C’est ce qu’a fait une étude menée par des chercheurs d’universités renommées du monde entier. Insatisfaits des recherches actuelles portant uniquement sur les taux de récidive, ils ont entrepris de mesurer l’évolution des croyances et des attitudes auprès d’anciens membres des Tigres de libération de l’Eelam tamoul (LTTE) au Sri Lanka. Les détenus des LTTE ont bénéficié de trois formes de réhabilitation : éducative, professionnelle et psychosociale. Pour résumer brièvement leurs conclusions, ces formes de réadaptation ont permis aux participants de trouver une autre voie pour trouver une signification personnelle. Après avoir participé à la réadaptation, les détenus ont fait état d’un sentiment d’insignifiance plus faible, qui a ensuite été lié à un moindre soutien à l’extrémisme et à une moindre nostalgie de leur appartenance au groupe terroriste. Cela prouve que les anciens terroristes ont pu trouver une nouvelle source de signification personnelle déconnectée de l’idéologie, se déradicalisant ainsi avec succès et efficacité.

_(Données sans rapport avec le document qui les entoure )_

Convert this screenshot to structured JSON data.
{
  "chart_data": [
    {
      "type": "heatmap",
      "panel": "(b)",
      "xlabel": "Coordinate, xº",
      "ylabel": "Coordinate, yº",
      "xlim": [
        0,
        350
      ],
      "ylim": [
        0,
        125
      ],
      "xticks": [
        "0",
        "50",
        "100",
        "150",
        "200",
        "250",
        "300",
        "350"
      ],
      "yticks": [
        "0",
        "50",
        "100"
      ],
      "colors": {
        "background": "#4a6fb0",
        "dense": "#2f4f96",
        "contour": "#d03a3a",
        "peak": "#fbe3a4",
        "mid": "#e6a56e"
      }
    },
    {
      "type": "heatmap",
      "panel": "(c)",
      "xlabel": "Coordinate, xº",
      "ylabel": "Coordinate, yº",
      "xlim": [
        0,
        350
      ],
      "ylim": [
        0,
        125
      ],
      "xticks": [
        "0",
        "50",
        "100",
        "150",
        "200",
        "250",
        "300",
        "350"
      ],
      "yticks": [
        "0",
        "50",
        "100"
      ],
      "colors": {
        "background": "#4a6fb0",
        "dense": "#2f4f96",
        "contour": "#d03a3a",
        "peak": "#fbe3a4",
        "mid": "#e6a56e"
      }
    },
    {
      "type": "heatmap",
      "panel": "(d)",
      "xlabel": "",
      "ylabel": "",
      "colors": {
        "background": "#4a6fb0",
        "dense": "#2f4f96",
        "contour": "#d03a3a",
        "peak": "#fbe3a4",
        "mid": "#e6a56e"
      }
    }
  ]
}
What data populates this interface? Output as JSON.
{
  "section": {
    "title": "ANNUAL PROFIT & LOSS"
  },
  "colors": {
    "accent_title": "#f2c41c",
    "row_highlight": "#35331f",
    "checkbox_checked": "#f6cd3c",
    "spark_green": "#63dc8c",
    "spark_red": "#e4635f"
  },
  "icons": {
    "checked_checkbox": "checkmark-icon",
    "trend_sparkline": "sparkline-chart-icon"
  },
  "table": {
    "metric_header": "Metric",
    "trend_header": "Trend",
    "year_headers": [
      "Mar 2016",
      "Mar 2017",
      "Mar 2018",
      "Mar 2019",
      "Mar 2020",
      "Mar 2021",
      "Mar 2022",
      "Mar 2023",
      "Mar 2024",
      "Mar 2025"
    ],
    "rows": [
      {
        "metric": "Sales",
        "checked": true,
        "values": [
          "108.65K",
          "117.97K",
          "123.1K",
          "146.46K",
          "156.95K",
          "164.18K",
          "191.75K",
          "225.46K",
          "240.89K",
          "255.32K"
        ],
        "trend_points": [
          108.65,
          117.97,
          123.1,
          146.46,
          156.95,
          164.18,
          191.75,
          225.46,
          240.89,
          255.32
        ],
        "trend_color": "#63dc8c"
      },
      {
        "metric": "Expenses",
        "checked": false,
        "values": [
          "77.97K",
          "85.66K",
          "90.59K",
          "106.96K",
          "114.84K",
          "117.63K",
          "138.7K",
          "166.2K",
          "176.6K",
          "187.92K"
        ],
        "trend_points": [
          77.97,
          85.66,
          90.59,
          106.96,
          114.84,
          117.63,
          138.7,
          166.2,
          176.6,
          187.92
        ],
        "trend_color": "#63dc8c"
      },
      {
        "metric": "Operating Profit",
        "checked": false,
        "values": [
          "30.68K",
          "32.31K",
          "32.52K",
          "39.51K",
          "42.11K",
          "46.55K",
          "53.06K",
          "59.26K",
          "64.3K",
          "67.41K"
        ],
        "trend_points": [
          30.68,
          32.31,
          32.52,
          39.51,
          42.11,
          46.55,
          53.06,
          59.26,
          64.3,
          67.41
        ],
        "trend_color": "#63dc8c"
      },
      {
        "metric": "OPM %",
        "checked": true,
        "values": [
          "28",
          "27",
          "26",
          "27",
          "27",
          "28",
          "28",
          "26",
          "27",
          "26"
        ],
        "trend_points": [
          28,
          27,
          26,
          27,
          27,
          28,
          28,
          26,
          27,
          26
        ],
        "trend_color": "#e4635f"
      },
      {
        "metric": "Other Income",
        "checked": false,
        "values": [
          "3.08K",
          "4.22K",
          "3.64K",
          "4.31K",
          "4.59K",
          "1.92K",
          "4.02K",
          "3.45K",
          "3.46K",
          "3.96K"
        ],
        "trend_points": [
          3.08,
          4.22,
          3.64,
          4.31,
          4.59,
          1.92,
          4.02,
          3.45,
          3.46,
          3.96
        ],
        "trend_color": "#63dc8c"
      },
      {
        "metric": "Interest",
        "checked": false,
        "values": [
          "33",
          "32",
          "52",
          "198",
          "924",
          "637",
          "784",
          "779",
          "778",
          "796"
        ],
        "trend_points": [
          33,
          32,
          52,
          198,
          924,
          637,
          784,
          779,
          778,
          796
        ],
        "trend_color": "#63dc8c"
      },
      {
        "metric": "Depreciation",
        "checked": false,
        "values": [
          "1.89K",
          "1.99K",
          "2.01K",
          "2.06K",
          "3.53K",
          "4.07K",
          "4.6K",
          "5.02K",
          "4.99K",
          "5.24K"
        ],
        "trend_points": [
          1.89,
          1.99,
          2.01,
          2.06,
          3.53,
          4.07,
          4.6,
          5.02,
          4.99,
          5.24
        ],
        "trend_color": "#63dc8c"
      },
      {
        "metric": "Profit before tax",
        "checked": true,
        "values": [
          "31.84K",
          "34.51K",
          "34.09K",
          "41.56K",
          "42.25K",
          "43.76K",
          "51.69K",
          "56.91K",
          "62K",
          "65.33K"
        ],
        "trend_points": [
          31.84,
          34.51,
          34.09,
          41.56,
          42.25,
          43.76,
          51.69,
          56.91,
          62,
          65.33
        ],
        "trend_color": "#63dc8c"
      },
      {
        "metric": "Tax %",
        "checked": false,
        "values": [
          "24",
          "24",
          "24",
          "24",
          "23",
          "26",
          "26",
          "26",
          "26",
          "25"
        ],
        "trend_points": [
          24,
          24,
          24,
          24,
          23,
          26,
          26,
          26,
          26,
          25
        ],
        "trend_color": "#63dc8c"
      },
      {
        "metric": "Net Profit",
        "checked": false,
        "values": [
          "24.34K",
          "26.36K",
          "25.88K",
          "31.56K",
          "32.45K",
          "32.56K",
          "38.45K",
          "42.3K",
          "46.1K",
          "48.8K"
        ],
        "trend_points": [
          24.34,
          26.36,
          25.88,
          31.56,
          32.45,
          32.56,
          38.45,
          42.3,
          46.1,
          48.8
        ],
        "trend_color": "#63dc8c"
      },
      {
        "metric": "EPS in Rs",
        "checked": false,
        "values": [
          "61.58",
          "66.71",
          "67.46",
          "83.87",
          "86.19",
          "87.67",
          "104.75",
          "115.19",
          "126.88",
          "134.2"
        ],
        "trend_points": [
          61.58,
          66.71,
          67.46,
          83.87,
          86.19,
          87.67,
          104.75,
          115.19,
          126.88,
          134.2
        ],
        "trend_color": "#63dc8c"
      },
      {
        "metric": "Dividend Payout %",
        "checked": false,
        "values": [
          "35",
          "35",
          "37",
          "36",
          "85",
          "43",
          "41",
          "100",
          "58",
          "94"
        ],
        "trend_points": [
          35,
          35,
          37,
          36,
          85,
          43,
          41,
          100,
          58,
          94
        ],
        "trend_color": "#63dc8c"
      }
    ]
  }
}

Bien que le programme mis en œuvre au Sri Lanka soit l’une, sinon la seule, étude empirique évaluant l’efficacité réelle des programmes de déradicalisation, d’autres enseignements peuvent être appliqués aux efforts de lutte contre le terrorisme de manière plus générale. L’importance des obligations familiales est abordée dans le rapport du LTTE. Outre la signification personnelle, il existe une pléthore de recherches sur les « facteurs d’incitation », c’est-à-dire les raisons qui poussent une personne à quitter un groupe terroriste. Un facteur d’incitation est la compétition de loyauté entre le groupe terroriste et les obligations familiales. Lorsque le dévouement à la famille devient plus important que le dévouement au groupe terroriste, la probabilité qu’une personne se désengage est probable. Dans la stratégie de lutte contre le terrorisme, la famille peut être mise en avant comme une alternative au récit qui est posé dans le recrutement des terroristes : stabilité financière, sens de la communauté et soutien.
Dans une société qui accepte de plus en plus la validité des sciences sociales, suivre cette tendance serait une sage décision pour la communauté du contre-terrorisme. Il serait irresponsable de laisser entendre que les initiatives militaires et de renseignement ne sont pas efficaces ; toutefois, si les États-Unis veulent continuer à mener la « guerre contre le terrorisme », il est très utile non seulement de comprendre les facteurs d’incitation et le processus de déradicalisation, mais aussi d’intégrer des éléments de psychologie dans la politique.